# Renegade



## Icepick (Nov 16, 2001)

Good luck to Renegade as he tears up Europe!  More accurately, good luck to Europe, as they deal with Renegade for 2 weeks!


----------



## arnisador (Nov 16, 2001)

> _Originally posted by Icepick _
> *Good luck to Renegade as he tears up Europe!  *



Indeed. It's great to see the Professor's art still being spread like this, as well as the results of Mr. Hartman's own investigations.

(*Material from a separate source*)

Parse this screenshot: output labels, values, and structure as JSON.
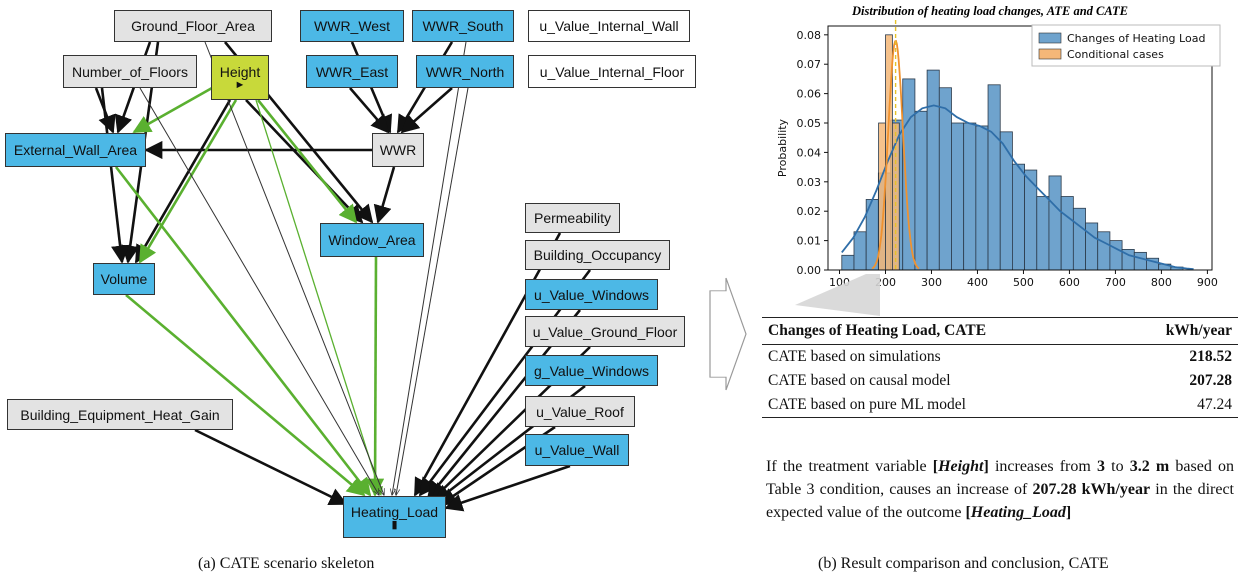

I will expect an appropriate souvenir. Swedish chocolate perhaps?


----------



## Datu Tim Hartman (Nov 16, 2001)

How about a member from their bikini team?!?!


:drinkbeer :cheers:


----------



## Bob Hubbard (Nov 16, 2001)

Ya have to bring enough for everyone!


----------



## Datu Tim Hartman (Nov 16, 2001)

Then your going to have to explain it to customs.


:ladysman:


----------



## Bob Hubbard (Nov 16, 2001)

Customs I got no probs with...its that jeloous girlfriend thing...I mean, she does outrank me.


----------



## arnisador (Nov 16, 2001)

> _Originally posted by Renegade _
> *How about a member from their bikini team?!?!
> *



You know that I'm married...you were at my wedding! I'll have to settle for a photo.

However, my son is eleven now--let me check with him about the bikini team member.


----------



## Bob Hubbard (Nov 16, 2001)

Wall posters?  Life sized?   

Seriously, safe trip.


----------



## Cthulhu (Nov 16, 2001)

I am merely echoing the others when I wish you a safe trip.  

Oh, and have fun 

Cthulhu


----------



## Guro Harold (Dec 15, 2001)

Hello Renegade,

Have you considered taping the Anyos?  Tape 1 could be Anyos 1- 4 stick and 1- 5.  Tape 2 could be Anyos 6 - 10 and whatever else you have in your bag of tricks.

It would be great if someone captured them down just for history sake at least.  I but I definitely would buy the tapes if they were out.

Just a suggestion.

Best regards,

Palusut


----------



## DWright (Dec 16, 2001)

I second the forms tapes.  The forms that you do on the East Coast are not the same as the ones that were taught on the West Coast.  They are similar, but not exactly the same.

It would be great to have them on tape.

Something to at least think about.

Have a safe trip.


----------